Alors certes, je ne suis pas grand-chose face au tout-puissant. Éventuellement acceptera-t-elle que je complète sa fresque en indiquant comment différencier un « bon » d’un « mauvais » psychiatre ? Allez ! Je me lance ! Le « bon », il donne des pilules, ça coûte une blinde et ça dure dix minutes, alors qu’un « mauvais »… Eh bien, il donne des pilules, ça coûte une blinde et ça dure dix minutes, mais voilà, quoi.

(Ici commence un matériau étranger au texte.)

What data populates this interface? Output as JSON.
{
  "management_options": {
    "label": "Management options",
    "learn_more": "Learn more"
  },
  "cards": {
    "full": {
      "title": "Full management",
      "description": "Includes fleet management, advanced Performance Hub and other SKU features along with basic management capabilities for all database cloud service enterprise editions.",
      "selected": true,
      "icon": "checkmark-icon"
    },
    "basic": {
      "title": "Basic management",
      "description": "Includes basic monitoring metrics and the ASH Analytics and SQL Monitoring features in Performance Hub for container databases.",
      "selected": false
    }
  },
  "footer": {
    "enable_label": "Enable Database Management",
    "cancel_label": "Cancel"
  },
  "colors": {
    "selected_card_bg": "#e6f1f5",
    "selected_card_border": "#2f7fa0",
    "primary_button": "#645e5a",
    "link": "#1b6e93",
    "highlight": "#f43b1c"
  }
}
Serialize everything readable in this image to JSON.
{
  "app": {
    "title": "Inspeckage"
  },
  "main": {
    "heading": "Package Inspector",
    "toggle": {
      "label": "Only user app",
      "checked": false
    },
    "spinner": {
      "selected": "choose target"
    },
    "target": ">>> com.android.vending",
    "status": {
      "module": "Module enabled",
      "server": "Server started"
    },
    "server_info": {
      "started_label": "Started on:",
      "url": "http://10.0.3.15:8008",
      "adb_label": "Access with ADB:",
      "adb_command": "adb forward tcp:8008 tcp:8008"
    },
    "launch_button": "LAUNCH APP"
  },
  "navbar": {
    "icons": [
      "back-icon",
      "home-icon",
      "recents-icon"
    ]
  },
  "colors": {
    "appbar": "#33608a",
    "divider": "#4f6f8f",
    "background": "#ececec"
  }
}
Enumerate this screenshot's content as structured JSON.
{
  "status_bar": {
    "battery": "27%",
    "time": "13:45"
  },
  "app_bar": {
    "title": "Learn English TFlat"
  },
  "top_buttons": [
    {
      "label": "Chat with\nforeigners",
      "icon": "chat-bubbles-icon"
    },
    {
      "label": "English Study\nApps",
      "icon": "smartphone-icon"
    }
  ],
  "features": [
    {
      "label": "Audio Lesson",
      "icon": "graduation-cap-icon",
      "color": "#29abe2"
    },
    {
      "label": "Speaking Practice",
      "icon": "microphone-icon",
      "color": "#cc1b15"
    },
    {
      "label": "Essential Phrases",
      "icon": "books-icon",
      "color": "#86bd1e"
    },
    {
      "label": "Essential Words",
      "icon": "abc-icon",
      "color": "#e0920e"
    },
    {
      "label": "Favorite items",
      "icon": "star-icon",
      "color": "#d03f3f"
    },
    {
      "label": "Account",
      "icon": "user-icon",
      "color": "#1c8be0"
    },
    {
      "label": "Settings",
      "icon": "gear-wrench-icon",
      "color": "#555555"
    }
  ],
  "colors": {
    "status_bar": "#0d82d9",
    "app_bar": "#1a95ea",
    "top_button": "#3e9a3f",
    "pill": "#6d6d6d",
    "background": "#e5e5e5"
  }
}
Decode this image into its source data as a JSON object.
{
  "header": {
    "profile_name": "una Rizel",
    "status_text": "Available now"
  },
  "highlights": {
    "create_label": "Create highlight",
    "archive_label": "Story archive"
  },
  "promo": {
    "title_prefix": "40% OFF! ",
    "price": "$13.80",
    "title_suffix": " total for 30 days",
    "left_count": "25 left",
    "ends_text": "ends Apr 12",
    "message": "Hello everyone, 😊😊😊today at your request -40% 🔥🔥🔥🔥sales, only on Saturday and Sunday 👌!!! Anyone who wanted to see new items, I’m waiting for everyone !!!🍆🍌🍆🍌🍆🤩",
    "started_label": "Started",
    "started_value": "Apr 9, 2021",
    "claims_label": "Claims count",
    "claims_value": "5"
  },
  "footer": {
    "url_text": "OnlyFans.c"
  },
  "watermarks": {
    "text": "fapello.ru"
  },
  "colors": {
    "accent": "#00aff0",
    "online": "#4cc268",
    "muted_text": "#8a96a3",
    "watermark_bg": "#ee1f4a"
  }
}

Vous avez le droit de me trouver cynique. Le Guide Social s’adresse à des professionnels de la santé, qui comprendront clairement que derrière l’humour, il y a autre chose, de plus tragique, de plus frustrant qui se cache. Clairement, il s’agit d’un article de plus qui tend à dévaloriser ce qui n’est pas médical. Et non, ce n’est plus ok. C’est profondément injuste. Alors que d’autres se saignent à promouvoir une campagne qui vise à valoriser les métiers du social, d’autres peuvent se permettre de la télescoper en un article pondu en trois minutes parce qu’une psychiatre n’a peut-être ni pris le temps, ni eu l’honnêteté intellectuelle d’approfondir la question. Dans la lutte contre le patriarcat, il y a la toute puissance médicale. Celle qui est au-dessus de tout, qui contrôle, qui fait sa loi, son lobbying et qui dénigre le reste. La santé est plus complexe que le médical, elle se construit avant tout autour du patient, et non du médecin. Amis et amies psychiatres, c’est peut-être dur à entendre, mais vous n’imaginez pas à quel point c’est lourd à subir.